Postulado básico da organização do Estado é o princípio da separação dos poderes, constante do art. 5º, da Constituição do Estado de São Paulo, norma de observância obrigatória nos Municípios, conforme estabelece o art. 144 da mesma Carta Estadual, e que assim dispõe:

“Artigo 5º. São Poderes do Estado, independentes e harmônicos entre si, o Legislativo, o Executivo e o Judiciário”.
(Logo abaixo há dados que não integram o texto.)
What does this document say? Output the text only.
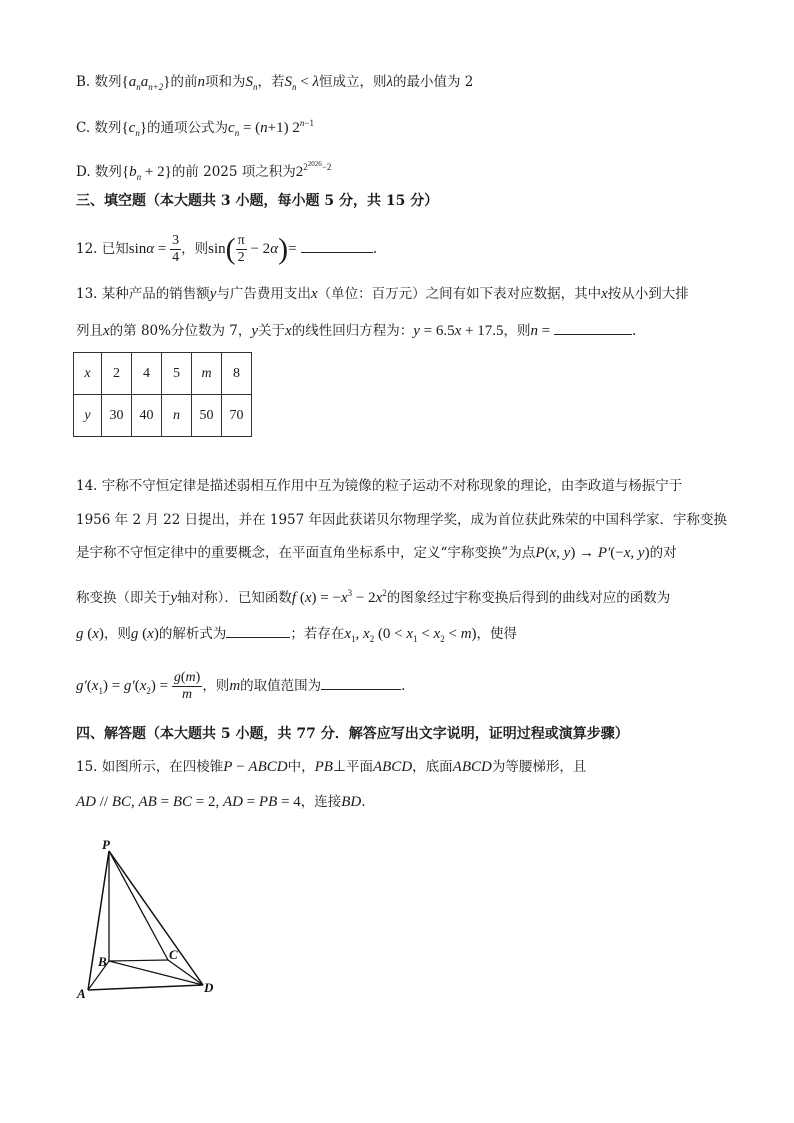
B. 数列$\{a_na_{n+2}\}$的前n项和为$S_n$，若$S_n < \lambda$恒成立，则λ的最小值为 2
C. 数列$\{c_n\}$的通项公式为$c_n = (n+1)$ $2^{n-1}$
D. 数列$\{b_n + 2\}$的前 2025 项之积为$2^{2^{2026}-2}$
三、填空题（本大题共 3 小题，每小题 5 分，共 15 分）
12. 已知$\sin\alpha = \frac{3}{4}$ ，则$\sin( \frac{\pi}{2} - 2\alpha)=$	.
13. 某种产品的销售额y与广告费用支出x（单位：百万元）之间有如下表对应数据，其中x按从小到大排
列且x的第 80%分位数为 7，y关于x的线性回归方程为：y = 6.5x + 17.5，则n =	.
x	2	4	5	m	8
y	30	40	n	50	70
14. 宇称不守恒定律是描述弱相互作用中互为镜像的粒子运动不对称现象的理论，由李政道与杨振宁于
1956 年 2 月 22 日提出，并在 1957 年因此获诺贝尔物理学奖，成为首位获此殊荣的中国科学家．宇称变换
是宇称不守恒定律中的重要概念，在平面直角坐标系中，定义“宇称变换”为点P(x, y) → P′(−x, y)的对
称变换（即关于y轴对称）．已知函数f $(x) = -x^3 - 2x^2$的图象经过宇称变换后得到的曲线对应的函数为
g (x)，则g (x)的解析式为	；若存在$x_1$, $x_2$ $(0 < x_1 < x_2 < m)$，使得
$g'(x_1) = g'(x_2) = \frac{g(m)}{m}$ ，则m的取值范围为	.
四、解答题（本大题共 5 小题，共 77 分．解答应写出文字说明，证明过程或演算步骤）
15. 如图所示，在四棱锥P − ABCD中，PB⊥平面ABCD，底面ABCD为等腰梯形，且
AD // BC, AB = BC = 2, AD = PB = 4，连接BD.
P
B	C
A	D
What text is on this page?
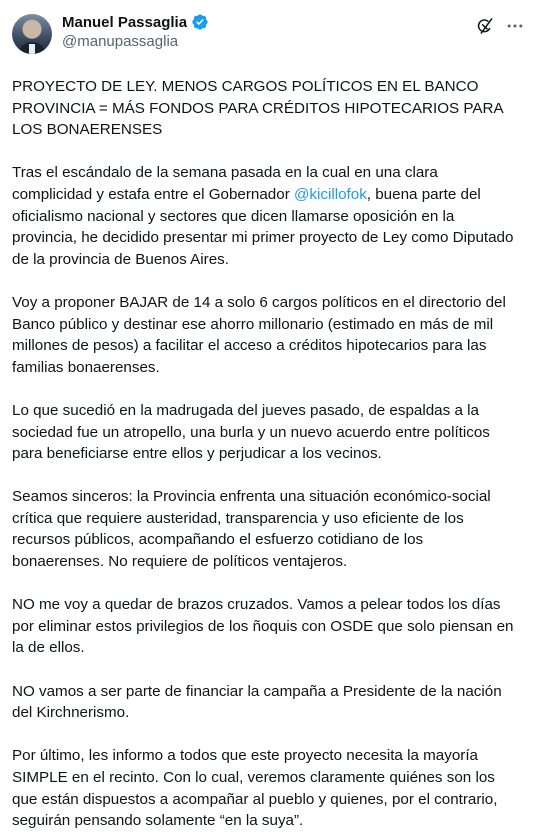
Manuel Passaglia
@manupassaglia

PROYECTO DE LEY. MENOS CARGOS POLÍTICOS EN EL BANCO PROVINCIA = MÁS FONDOS PARA CRÉDITOS HIPOTECARIOS PARA LOS BONAERENSES

Tras el escándalo de la semana pasada en la cual en una clara complicidad y estafa entre el Gobernador @kicillofok, buena parte del oficialismo nacional y sectores que dicen llamarse oposición en la provincia, he decidido presentar mi primer proyecto de Ley como Diputado de la provincia de Buenos Aires.

Voy a proponer BAJAR de 14 a solo 6 cargos políticos en el directorio del Banco público y destinar ese ahorro millonario (estimado en más de mil millones de pesos) a facilitar el acceso a créditos hipotecarios para las familias bonaerenses.

Lo que sucedió en la madrugada del jueves pasado, de espaldas a la sociedad fue un atropello, una burla y un nuevo acuerdo entre políticos para beneficiarse entre ellos y perjudicar a los vecinos.

Seamos sinceros: la Provincia enfrenta una situación económico-social crítica que requiere austeridad, transparencia y uso eficiente de los recursos públicos, acompañando el esfuerzo cotidiano de los bonaerenses. No requiere de políticos ventajeros.

NO me voy a quedar de brazos cruzados. Vamos a pelear todos los días por eliminar estos privilegios de los ñoquis con OSDE que solo piensan en la de ellos.

NO vamos a ser parte de financiar la campaña a Presidente de la nación del Kirchnerismo.

Por último, les informo a todos que este proyecto necesita la mayoría SIMPLE en el recinto. Con lo cual, veremos claramente quiénes son los que están dispuestos a acompañar al pueblo y quienes, por el contrario, seguirán pensando solamente “en la suya”.
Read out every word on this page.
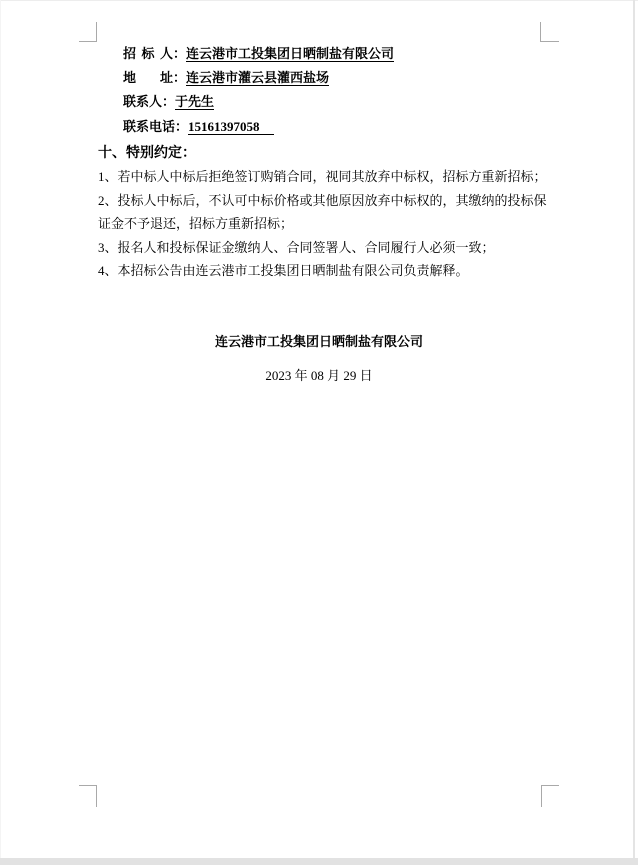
招标人：连云港市工投集团日晒制盐有限公司
地址：连云港市灌云县灌西盐场
联系人：于先生
联系电话：15161397058
十、特别约定：

1、若中标人中标后拒绝签订购销合同，视同其放弃中标权，招标方重新招标；

2、投标人中标后，不认可中标价格或其他原因放弃中标权的，其缴纳的投标保证金不予退还，招标方重新招标；

3、报名人和投标保证金缴纳人、合同签署人、合同履行人必须一致；

4、本招标公告由连云港市工投集团日晒制盐有限公司负责解释。

连云港市工投集团日晒制盐有限公司
2023 年 08 月 29 日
Este dispositivo é tradicional pedra fundamental do Estado de Direito, estando assentado na ideia de que as funções estatais são divididas e entregues a órgãos ou poderes que as exercem com independência e harmonia, vedando interferências indevidas de um sobre o outro. Todavia, o exercício dessas atribuições nem sempre é fragmentado e estanque, pois, conforme observa a doutrina:

“o princípio da separação dos poderes (ou divisão, ou distribuição, conforme a terminologia adotada) significa, portanto, entrosamento, coordenação, colaboração, desempenho harmônico e independente das respectivas funções, e ainda que cada órgão (poder), ao lado de suas funções principais, correspondentes à sua natureza, em caráter secundário colabora com os demais órgãos de diferente natureza, ou pratica certos atos que, teoricamente, não pertenceriam à sua esfera de competência” (J. H. Meirelles Teixeira. Curso de Direito Constitucional, Rio de Janeiro: Forense Universitária, 1991, p. 585).

Como consequência do princípio da separação dos poderes, a Constituição Estadual, perfilhando as diretrizes da Constituição Federal, comete a um Poder competências próprias, insuscetíveis de invasão por outro. Assim, ao Poder Executivo são outorgadas atribuições típicas da função administrativa, como, por exemplo, dispor sobre a sua organização e seu funcionamento. Em essência, a separação ou divisão de poderes “consiste um confiar cada uma das funções governamentais (legislativa, executiva e jurisdicional) a órgãos diferentes (...) A divisão de Poderes fundamenta-se, pois, em dois elementos: (a) especialização funcional, significando que cada órgão é especializado no exercício de uma função (...); (b) independência orgânica, significando que, além da especialização funcional, é necessário que cada órgão seja efetivamente independente dos outros, o que postula ausência de meios de subordinação” (José Afonso da Silva. Comentário contextual à Constituição, São Paulo: Malheiros, 2006, 2ª ed., p. 44).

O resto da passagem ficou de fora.